BPJS Ketenagakerjaan ini sering disebut dengan Jaminan Hari Tua atau JHT. Sesuai dengan namanya, dana BPJS ini tentu bisa Anda gunakan untuk membiayai Anda di hari tua nanti.

Baca juga : 5 Jenis Asuransi yang Harus Karyawan Miliki

Karena itu, selagi usia masih muda Anda bisa mengembangkan potensi lebih produktif untuk berkarya, bekerja, dan menabung di hari tua nanti.

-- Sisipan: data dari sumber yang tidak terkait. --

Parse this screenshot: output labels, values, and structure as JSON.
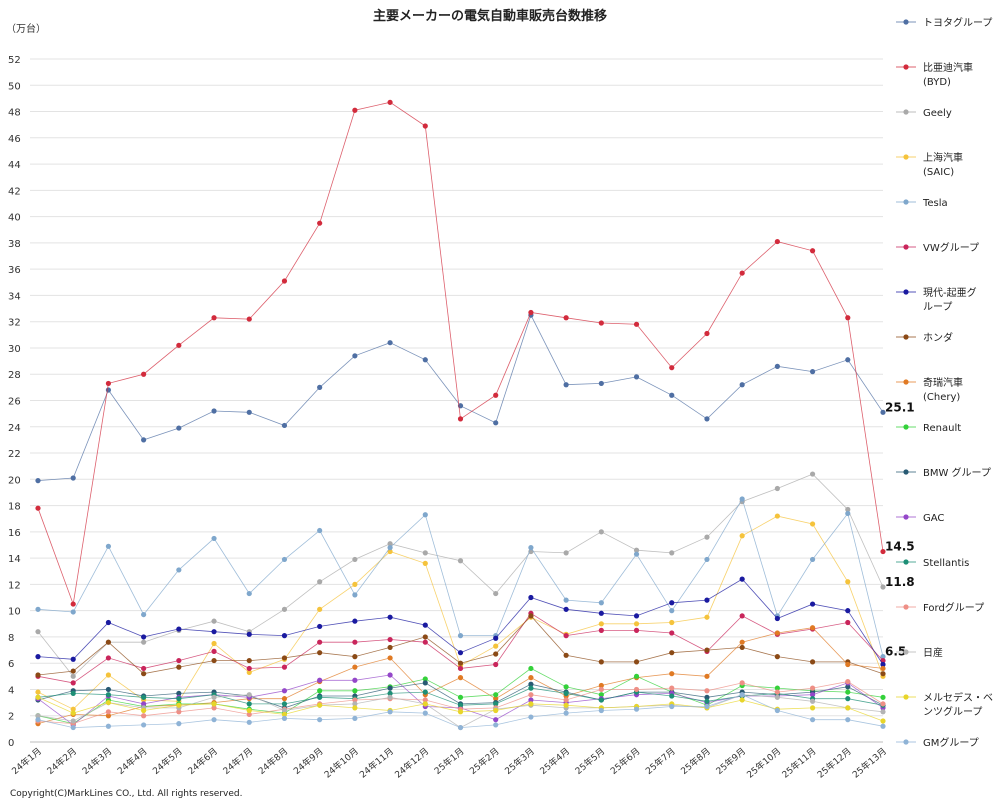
{
  "chart_data": {
    "type": "line",
    "title": "主要メーカーの電気自動車販売台数推移",
    "unit_label": "（万台）",
    "ylim": [
      0,
      52
    ],
    "yticks": [
      0,
      2,
      4,
      6,
      8,
      10,
      12,
      14,
      16,
      18,
      20,
      22,
      24,
      26,
      28,
      30,
      32,
      34,
      36,
      38,
      40,
      42,
      44,
      46,
      48,
      50,
      52
    ],
    "grid": true,
    "legend_position": "right",
    "categories": [
      "24年1月",
      "24年2月",
      "24年3月",
      "24年4月",
      "24年5月",
      "24年6月",
      "24年7月",
      "24年8月",
      "24年9月",
      "24年10月",
      "24年11月",
      "24年12月",
      "25年1月",
      "25年2月",
      "25年3月",
      "25年4月",
      "25年5月",
      "25年6月",
      "25年7月",
      "25年8月",
      "25年9月",
      "25年10月",
      "25年11月",
      "25年12月",
      "25年13月"
    ],
    "series": [
      {
        "name": "トヨタグループ",
        "color": "#4f6fa3",
        "values": [
          19.9,
          20.1,
          26.8,
          23.0,
          23.9,
          25.2,
          25.1,
          24.1,
          27.0,
          29.4,
          30.4,
          29.1,
          25.6,
          24.3,
          32.5,
          27.2,
          27.3,
          27.8,
          26.4,
          24.6,
          27.2,
          28.6,
          28.2,
          29.1,
          25.1
        ]
      },
      {
        "name": "比亜迪汽車\n(BYD)",
        "color": "#d22b3c",
        "values": [
          17.8,
          10.5,
          27.3,
          28.0,
          30.2,
          32.3,
          32.2,
          35.1,
          39.5,
          48.1,
          48.7,
          46.9,
          24.6,
          26.4,
          32.7,
          32.3,
          31.9,
          31.8,
          28.5,
          31.1,
          35.7,
          38.1,
          37.4,
          32.3,
          14.5
        ]
      },
      {
        "name": "Geely",
        "color": "#a9a9a9",
        "values": [
          8.4,
          5.0,
          7.6,
          7.6,
          8.5,
          9.2,
          8.4,
          10.1,
          12.2,
          13.9,
          15.1,
          14.4,
          13.8,
          11.3,
          14.5,
          14.4,
          16.0,
          14.6,
          14.4,
          15.6,
          18.3,
          19.3,
          20.4,
          17.7,
          11.8
        ]
      },
      {
        "name": "上海汽車\n(SAIC)",
        "color": "#f5c33b",
        "values": [
          3.8,
          2.5,
          5.1,
          3.2,
          3.1,
          7.5,
          5.3,
          6.3,
          10.1,
          12.0,
          14.5,
          13.6,
          5.8,
          7.3,
          9.5,
          8.2,
          9.0,
          9.0,
          9.1,
          9.5,
          15.7,
          17.2,
          16.6,
          12.2,
          5.0
        ]
      },
      {
        "name": "Tesla",
        "color": "#7fa7cc",
        "values": [
          10.1,
          9.9,
          14.9,
          9.7,
          13.1,
          15.5,
          11.3,
          13.9,
          16.1,
          11.2,
          14.8,
          17.3,
          8.1,
          8.1,
          14.8,
          10.8,
          10.6,
          14.3,
          10.0,
          13.9,
          18.5,
          9.6,
          13.9,
          17.4,
          6.5
        ]
      },
      {
        "name": "VWグループ",
        "color": "#c9255b",
        "values": [
          5.0,
          4.5,
          6.4,
          5.6,
          6.2,
          6.9,
          5.6,
          5.7,
          7.6,
          7.6,
          7.8,
          7.6,
          5.6,
          5.9,
          9.8,
          8.1,
          8.5,
          8.5,
          8.3,
          6.9,
          9.6,
          8.2,
          8.6,
          9.1,
          6.2
        ]
      },
      {
        "name": "現代-起亜グ\nループ",
        "color": "#1a1aa0",
        "values": [
          6.5,
          6.3,
          9.1,
          8.0,
          8.6,
          8.4,
          8.2,
          8.1,
          8.8,
          9.2,
          9.5,
          8.9,
          6.8,
          7.9,
          11.0,
          10.1,
          9.8,
          9.6,
          10.6,
          10.8,
          12.4,
          9.4,
          10.5,
          10.0,
          5.9
        ]
      },
      {
        "name": "ホンダ",
        "color": "#8b4a16",
        "values": [
          5.1,
          5.4,
          7.6,
          5.2,
          5.7,
          6.2,
          6.2,
          6.4,
          6.8,
          6.5,
          7.2,
          8.0,
          6.0,
          6.7,
          9.6,
          6.6,
          6.1,
          6.1,
          6.8,
          7.0,
          7.2,
          6.5,
          6.1,
          6.1,
          5.2
        ]
      },
      {
        "name": "奇瑞汽車\n(Chery)",
        "color": "#e07a24",
        "values": [
          1.4,
          2.1,
          2.0,
          2.7,
          2.8,
          3.0,
          3.3,
          3.3,
          4.6,
          5.7,
          6.4,
          3.6,
          4.9,
          3.3,
          4.9,
          3.5,
          4.3,
          4.9,
          5.2,
          5.0,
          7.6,
          8.3,
          8.7,
          5.9,
          5.6
        ]
      },
      {
        "name": "Renault",
        "color": "#34d13a",
        "values": [
          2.0,
          1.4,
          3.2,
          2.7,
          2.9,
          2.9,
          2.5,
          2.2,
          3.9,
          3.9,
          4.2,
          4.8,
          3.4,
          3.6,
          5.6,
          4.2,
          3.6,
          5.0,
          3.8,
          2.8,
          4.3,
          4.1,
          3.9,
          3.8,
          3.4
        ]
      },
      {
        "name": "BMW グループ",
        "color": "#285a73",
        "values": [
          3.2,
          3.9,
          4.0,
          3.5,
          3.7,
          3.8,
          3.5,
          2.6,
          3.5,
          3.5,
          4.1,
          4.5,
          2.9,
          3.0,
          4.4,
          3.8,
          3.2,
          3.8,
          3.8,
          3.4,
          3.8,
          3.6,
          3.8,
          4.2,
          2.8
        ]
      },
      {
        "name": "GAC",
        "color": "#9447c9",
        "values": [
          3.3,
          1.3,
          3.5,
          2.9,
          3.4,
          3.6,
          3.4,
          3.9,
          4.7,
          4.7,
          5.1,
          2.7,
          2.6,
          1.7,
          3.2,
          3.0,
          3.3,
          3.6,
          3.7,
          3.0,
          3.5,
          3.5,
          3.6,
          4.5,
          2.6
        ]
      },
      {
        "name": "Stellantis",
        "color": "#1d8f76",
        "values": [
          3.4,
          3.7,
          3.6,
          3.4,
          3.3,
          3.6,
          2.9,
          2.9,
          3.4,
          3.3,
          3.7,
          3.8,
          2.8,
          2.9,
          4.1,
          3.7,
          3.2,
          3.8,
          3.5,
          3.1,
          3.5,
          3.7,
          3.3,
          3.3,
          2.8
        ]
      },
      {
        "name": "Fordグループ",
        "color": "#ee8f86",
        "values": [
          1.6,
          1.4,
          2.3,
          2.0,
          2.3,
          2.6,
          2.1,
          2.5,
          2.9,
          3.2,
          3.3,
          3.2,
          2.5,
          2.6,
          3.6,
          3.2,
          4.0,
          4.0,
          4.1,
          3.9,
          4.5,
          3.8,
          4.1,
          4.6,
          2.9
        ]
      },
      {
        "name": "日産",
        "color": "#b3b3b3",
        "values": [
          2.0,
          1.6,
          3.0,
          2.6,
          2.6,
          3.4,
          3.6,
          2.4,
          2.8,
          2.9,
          3.4,
          2.9,
          1.1,
          2.5,
          2.8,
          2.6,
          2.6,
          2.7,
          2.8,
          2.6,
          3.6,
          3.4,
          3.1,
          2.6,
          2.3
        ]
      },
      {
        "name": "メルセデス・ベ\nンツグループ",
        "color": "#e8d52a",
        "values": [
          3.4,
          2.2,
          3.0,
          2.4,
          2.8,
          2.9,
          2.4,
          2.1,
          2.8,
          2.6,
          2.4,
          2.9,
          2.3,
          2.4,
          2.9,
          2.8,
          2.6,
          2.7,
          2.9,
          2.6,
          3.2,
          2.5,
          2.6,
          2.6,
          1.6
        ]
      },
      {
        "name": "GMグループ",
        "color": "#8fb3d6",
        "values": [
          1.7,
          1.1,
          1.2,
          1.3,
          1.4,
          1.7,
          1.5,
          1.8,
          1.7,
          1.8,
          2.3,
          2.2,
          1.1,
          1.3,
          1.9,
          2.2,
          2.4,
          2.5,
          2.7,
          2.7,
          3.6,
          2.4,
          1.7,
          1.7,
          1.2
        ]
      }
    ],
    "end_labels": [
      {
        "series": 0,
        "text": "25.1"
      },
      {
        "series": 1,
        "text": "14.5"
      },
      {
        "series": 2,
        "text": "11.8"
      },
      {
        "series": 4,
        "text": "6.5"
      }
    ]
  },
  "copyright": "Copyright(C)MarkLines CO., Ltd. All rights reserved."
}
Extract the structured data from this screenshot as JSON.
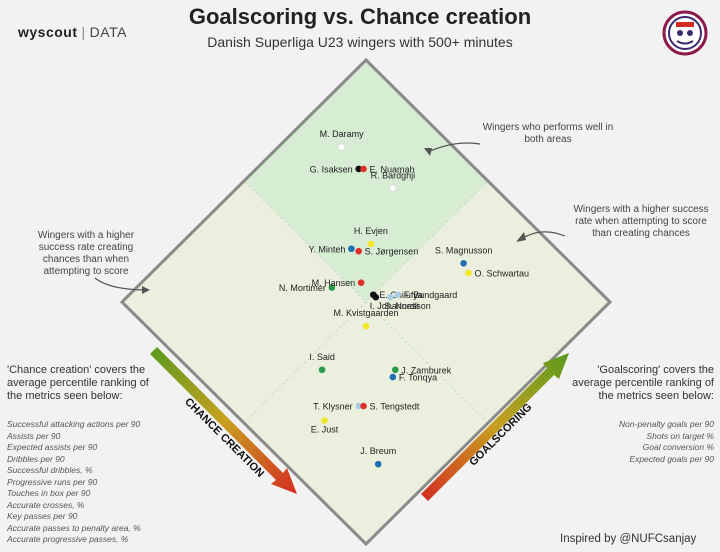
{
  "header": {
    "title": "Goalscoring vs. Chance creation",
    "subtitle": "Danish Superliga U23 wingers with 500+ minutes",
    "brand_name": "wyscout",
    "brand_divider": "|",
    "brand_suffix": "DATA"
  },
  "annotations": {
    "top": "Wingers who performs well in both areas",
    "left": "Wingers with a higher success rate creating chances than when attempting to score",
    "right": "Wingers with a higher success rate when attempting to score than creating chances"
  },
  "left_panel": {
    "description": "'Chance creation' covers the average percentile ranking of the metrics seen below:",
    "metrics": [
      "Successful attacking actions per 90",
      "Assists per 90",
      "Expected assists per 90",
      "Dribbles per 90",
      "Successful dribbles, %",
      "Progressive runs per 90",
      "Touches in box per 90",
      "Accurate crosses, %",
      "Key passes per 90",
      "Accurate passes to penalty area, %",
      "Accurate progressive passes, %"
    ]
  },
  "right_panel": {
    "description": "'Goalscoring' covers the average percentile ranking of the metrics seen below:",
    "metrics": [
      "Non-penalty goals per 90",
      "Shots on target %",
      "Goal conversion %",
      "Expected goals per 90"
    ]
  },
  "footer": {
    "credit": "Inspired by @NUFCsanjay"
  },
  "colors": {
    "background": "#f2f2f2",
    "plot_fill": "#eaf0dd",
    "top_zone_fill": "#d6ecd3",
    "border": "#8a8a8a",
    "grid": "#c8d4bb",
    "arrow_green": "#5a9a1e",
    "arrow_red": "#d42c22"
  },
  "chart_data": {
    "type": "scatter",
    "xlabel": "CHANCE CREATION",
    "ylabel": "GOALSCORING",
    "xlim": [
      0,
      100
    ],
    "ylim": [
      0,
      100
    ],
    "points": [
      {
        "name": "M. Daramy",
        "chance_creation": 87,
        "goalscoring": 77,
        "color": "#ffffff"
      },
      {
        "name": "G. Isaksen",
        "chance_creation": 79,
        "goalscoring": 76,
        "color": "#111111"
      },
      {
        "name": "E. Nuamah",
        "chance_creation": 78,
        "goalscoring": 77,
        "color": "#e0302a"
      },
      {
        "name": "R. Bardghji",
        "chance_creation": 68,
        "goalscoring": 79,
        "color": "#ffffff"
      },
      {
        "name": "H. Evjen",
        "chance_creation": 61,
        "goalscoring": 63,
        "color": "#f2e62a"
      },
      {
        "name": "Y. Minteh",
        "chance_creation": 64,
        "goalscoring": 58,
        "color": "#1f6fb5"
      },
      {
        "name": "S. Jørgensen",
        "chance_creation": 62,
        "goalscoring": 59,
        "color": "#e0302a"
      },
      {
        "name": "S. Magnusson",
        "chance_creation": 38,
        "goalscoring": 78,
        "color": "#1f6fb5"
      },
      {
        "name": "O. Schwartau",
        "chance_creation": 35,
        "goalscoring": 77,
        "color": "#f2e62a"
      },
      {
        "name": "N. Mortimer",
        "chance_creation": 60,
        "goalscoring": 46,
        "color": "#2a9a4a"
      },
      {
        "name": "M. Hansen",
        "chance_creation": 55,
        "goalscoring": 53,
        "color": "#e0302a"
      },
      {
        "name": "E. Chilufya",
        "chance_creation": 50,
        "goalscoring": 53,
        "color": "#111111"
      },
      {
        "name": "I. Johannesson",
        "chance_creation": 49,
        "goalscoring": 53,
        "color": "#111111"
      },
      {
        "name": "F. Bundgaard",
        "chance_creation": 45,
        "goalscoring": 58,
        "color": "#a9cde4"
      },
      {
        "name": "S. Nordli",
        "chance_creation": 46,
        "goalscoring": 56,
        "color": "#a9cde4"
      },
      {
        "name": "M. Kvistgaarden",
        "chance_creation": 45,
        "goalscoring": 45,
        "color": "#f2e62a"
      },
      {
        "name": "I. Said",
        "chance_creation": 45,
        "goalscoring": 27,
        "color": "#2a9a4a"
      },
      {
        "name": "J. Zamburek",
        "chance_creation": 30,
        "goalscoring": 42,
        "color": "#2a9a4a"
      },
      {
        "name": "F. Tonqya",
        "chance_creation": 29,
        "goalscoring": 40,
        "color": "#1f6fb5"
      },
      {
        "name": "T. Klysner",
        "chance_creation": 30,
        "goalscoring": 27,
        "color": "#a9cde4"
      },
      {
        "name": "S. Tengstedt",
        "chance_creation": 29,
        "goalscoring": 28,
        "color": "#e0302a"
      },
      {
        "name": "E. Just",
        "chance_creation": 34,
        "goalscoring": 17,
        "color": "#f2e62a"
      },
      {
        "name": "J. Breum",
        "chance_creation": 14,
        "goalscoring": 19,
        "color": "#1f6fb5"
      }
    ]
  }
}
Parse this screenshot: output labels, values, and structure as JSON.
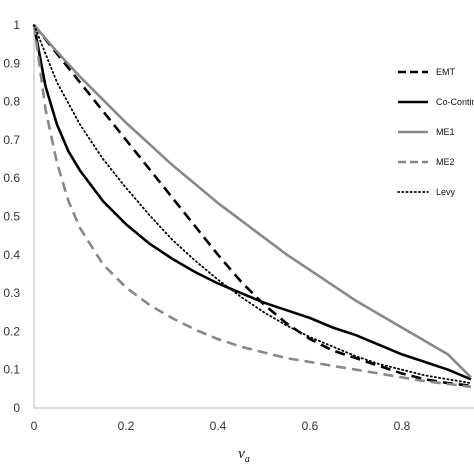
{
  "chart_data": {
    "type": "line",
    "xlabel": "v",
    "xlabel_subscript": "a",
    "ylabel": "",
    "xlim": [
      0,
      0.95
    ],
    "ylim": [
      0,
      1
    ],
    "x_ticks": [
      "0",
      "0.2",
      "0.4",
      "0.6",
      "0.8"
    ],
    "y_ticks": [
      "0",
      "0.1",
      "0.2",
      "0.3",
      "0.4",
      "0.5",
      "0.6",
      "0.7",
      "0.8",
      "0.9",
      "1"
    ],
    "grid": false,
    "legend_position": "right",
    "series": [
      {
        "name": "EMT",
        "color": "#000000",
        "style": "dashed",
        "x": [
          0,
          0.05,
          0.1,
          0.15,
          0.2,
          0.25,
          0.3,
          0.35,
          0.4,
          0.45,
          0.5,
          0.55,
          0.6,
          0.65,
          0.7,
          0.75,
          0.8,
          0.85,
          0.9,
          0.95
        ],
        "y": [
          1.0,
          0.925,
          0.85,
          0.775,
          0.7,
          0.625,
          0.55,
          0.475,
          0.4,
          0.33,
          0.27,
          0.22,
          0.18,
          0.15,
          0.13,
          0.11,
          0.09,
          0.075,
          0.065,
          0.058
        ]
      },
      {
        "name": "Co-Contin",
        "color": "#000000",
        "style": "solid",
        "x": [
          0,
          0.025,
          0.05,
          0.075,
          0.1,
          0.15,
          0.2,
          0.25,
          0.3,
          0.35,
          0.4,
          0.45,
          0.5,
          0.55,
          0.6,
          0.65,
          0.7,
          0.75,
          0.8,
          0.85,
          0.9,
          0.95
        ],
        "y": [
          1.0,
          0.84,
          0.74,
          0.67,
          0.62,
          0.54,
          0.48,
          0.43,
          0.39,
          0.355,
          0.325,
          0.3,
          0.275,
          0.255,
          0.235,
          0.21,
          0.19,
          0.165,
          0.14,
          0.12,
          0.1,
          0.075
        ]
      },
      {
        "name": "ME1",
        "color": "#888888",
        "style": "solid",
        "x": [
          0,
          0.05,
          0.1,
          0.15,
          0.2,
          0.25,
          0.3,
          0.35,
          0.4,
          0.45,
          0.5,
          0.55,
          0.6,
          0.65,
          0.7,
          0.75,
          0.8,
          0.85,
          0.9,
          0.95
        ],
        "y": [
          1.0,
          0.93,
          0.865,
          0.805,
          0.745,
          0.69,
          0.635,
          0.585,
          0.535,
          0.49,
          0.445,
          0.4,
          0.36,
          0.32,
          0.28,
          0.245,
          0.21,
          0.175,
          0.14,
          0.08
        ]
      },
      {
        "name": "ME2",
        "color": "#888888",
        "style": "dashed",
        "x": [
          0,
          0.025,
          0.05,
          0.075,
          0.1,
          0.15,
          0.2,
          0.25,
          0.3,
          0.35,
          0.4,
          0.45,
          0.5,
          0.55,
          0.6,
          0.65,
          0.7,
          0.75,
          0.8,
          0.85,
          0.9,
          0.95
        ],
        "y": [
          1.0,
          0.78,
          0.64,
          0.54,
          0.47,
          0.375,
          0.315,
          0.27,
          0.235,
          0.205,
          0.18,
          0.16,
          0.145,
          0.13,
          0.12,
          0.11,
          0.1,
          0.09,
          0.08,
          0.07,
          0.063,
          0.055
        ]
      },
      {
        "name": "Levy",
        "color": "#000000",
        "style": "dotted",
        "x": [
          0,
          0.05,
          0.1,
          0.15,
          0.2,
          0.25,
          0.3,
          0.35,
          0.4,
          0.45,
          0.5,
          0.55,
          0.6,
          0.65,
          0.7,
          0.75,
          0.8,
          0.85,
          0.9,
          0.95
        ],
        "y": [
          1.0,
          0.85,
          0.74,
          0.65,
          0.575,
          0.505,
          0.44,
          0.385,
          0.335,
          0.29,
          0.25,
          0.215,
          0.185,
          0.16,
          0.135,
          0.115,
          0.1,
          0.085,
          0.075,
          0.065
        ]
      }
    ]
  }
}
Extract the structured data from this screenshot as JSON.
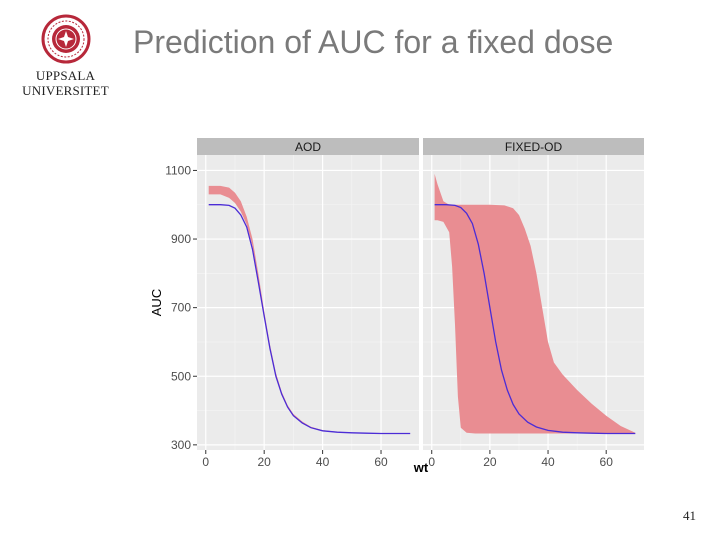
{
  "slide": {
    "title": "Prediction of AUC for a fixed dose",
    "number": "41"
  },
  "logo": {
    "line1": "UPPSALA",
    "line2": "UNIVERSITET",
    "color": "#b7283a"
  },
  "chart_data": {
    "type": "line",
    "ylabel": "AUC",
    "xlabel": "wt",
    "xlim": [
      -3,
      73
    ],
    "ylim": [
      285,
      1145
    ],
    "xticks": [
      0,
      20,
      40,
      60
    ],
    "yticks": [
      300,
      500,
      700,
      900,
      1100
    ],
    "band_color": "#e98d92",
    "line_color": "#4b2cd6",
    "panel_background": "#ebebeb",
    "strip_background": "#bdbdbd",
    "panels": [
      {
        "name": "AOD",
        "line": {
          "x": [
            1,
            5,
            8,
            10,
            12,
            14,
            16,
            18,
            20,
            22,
            24,
            26,
            28,
            30,
            33,
            36,
            40,
            45,
            50,
            55,
            60,
            65,
            70
          ],
          "y": [
            1000,
            1000,
            998,
            990,
            970,
            935,
            870,
            775,
            675,
            580,
            500,
            448,
            410,
            385,
            364,
            350,
            341,
            337,
            335,
            334,
            333,
            333,
            333
          ]
        },
        "band": {
          "x": [
            1,
            5,
            8,
            10,
            12,
            14,
            16,
            18,
            20,
            22,
            24,
            26,
            28,
            30,
            33,
            36,
            40,
            45,
            50,
            55,
            60,
            65,
            70
          ],
          "upper": [
            1055,
            1055,
            1050,
            1035,
            1010,
            965,
            900,
            800,
            690,
            592,
            510,
            455,
            416,
            390,
            368,
            353,
            343,
            338,
            336,
            334,
            333,
            333,
            333
          ],
          "lower": [
            1030,
            1030,
            1020,
            1005,
            980,
            942,
            880,
            783,
            680,
            582,
            502,
            449,
            410,
            386,
            364,
            350,
            341,
            337,
            335,
            334,
            333,
            333,
            333
          ]
        }
      },
      {
        "name": "FIXED-OD",
        "line": {
          "x": [
            1,
            5,
            8,
            10,
            12,
            14,
            16,
            18,
            20,
            22,
            24,
            26,
            28,
            30,
            33,
            36,
            40,
            45,
            50,
            55,
            60,
            65,
            70
          ],
          "y": [
            1000,
            1000,
            998,
            992,
            975,
            945,
            885,
            800,
            700,
            600,
            518,
            460,
            418,
            390,
            366,
            352,
            342,
            337,
            335,
            334,
            333,
            333,
            333
          ]
        },
        "band": {
          "x": [
            1,
            2,
            4,
            6,
            7,
            8,
            9,
            10,
            12,
            15,
            20,
            25,
            28,
            30,
            32,
            34,
            36,
            38,
            40,
            42,
            45,
            50,
            55,
            60,
            65,
            70
          ],
          "upper": [
            1090,
            1060,
            1010,
            1000,
            1000,
            1000,
            1000,
            1000,
            1000,
            1000,
            1000,
            998,
            990,
            970,
            930,
            880,
            800,
            700,
            600,
            540,
            505,
            460,
            420,
            385,
            355,
            335
          ],
          "lower": [
            955,
            955,
            950,
            920,
            820,
            650,
            440,
            350,
            335,
            333,
            333,
            333,
            333,
            333,
            333,
            333,
            333,
            333,
            333,
            333,
            333,
            333,
            333,
            333,
            333,
            333
          ]
        }
      }
    ]
  }
}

Maka sebelum mencairkan dana tersebut pertimbangkan tentang keempat pertimbangan di atas.

Penutup

Pada dasarnya, BPJS Ketenagakerjaan sangat menguntungkan karyawan dan juga perusahaan. Hal ini karena karyawan akan mendapatkan proses dan jaminan ketenagakerjaan yang telah dicover oleh pemerintah.

Karena itu Anda tidak perlu memikirkan mekanisme pembayaran dan juga syarat klaim. Anda pun akan sangat diuntungkan dengan tidak perlu mengeluarkan keuangan lebih untuk untuk jaminan ini.

Anda hanya perlu melakukan pendaftaran BPJS Ketenagakerjaan secara kolektif dan mengisi serta mengurusi persyaratan administrasi yang diperlukan untuk mendapatkan dana pencairan BPJS Ketenagakerjaan secara baik dan lengkap.

Jangan khawatir pula dana BPJS Ketenagakerjaan tersebut tidak akan cair, karena hal tersebut telah dijamin oleh pemerintah dan hal tersebut merupakan hak Anda sebagai pekerja.

Semoga pembahasan di atas bisa mencerahkan dan bermanfaat untuk Anda yang ingin mencairkan dana BPJS Ketenagakerjaan.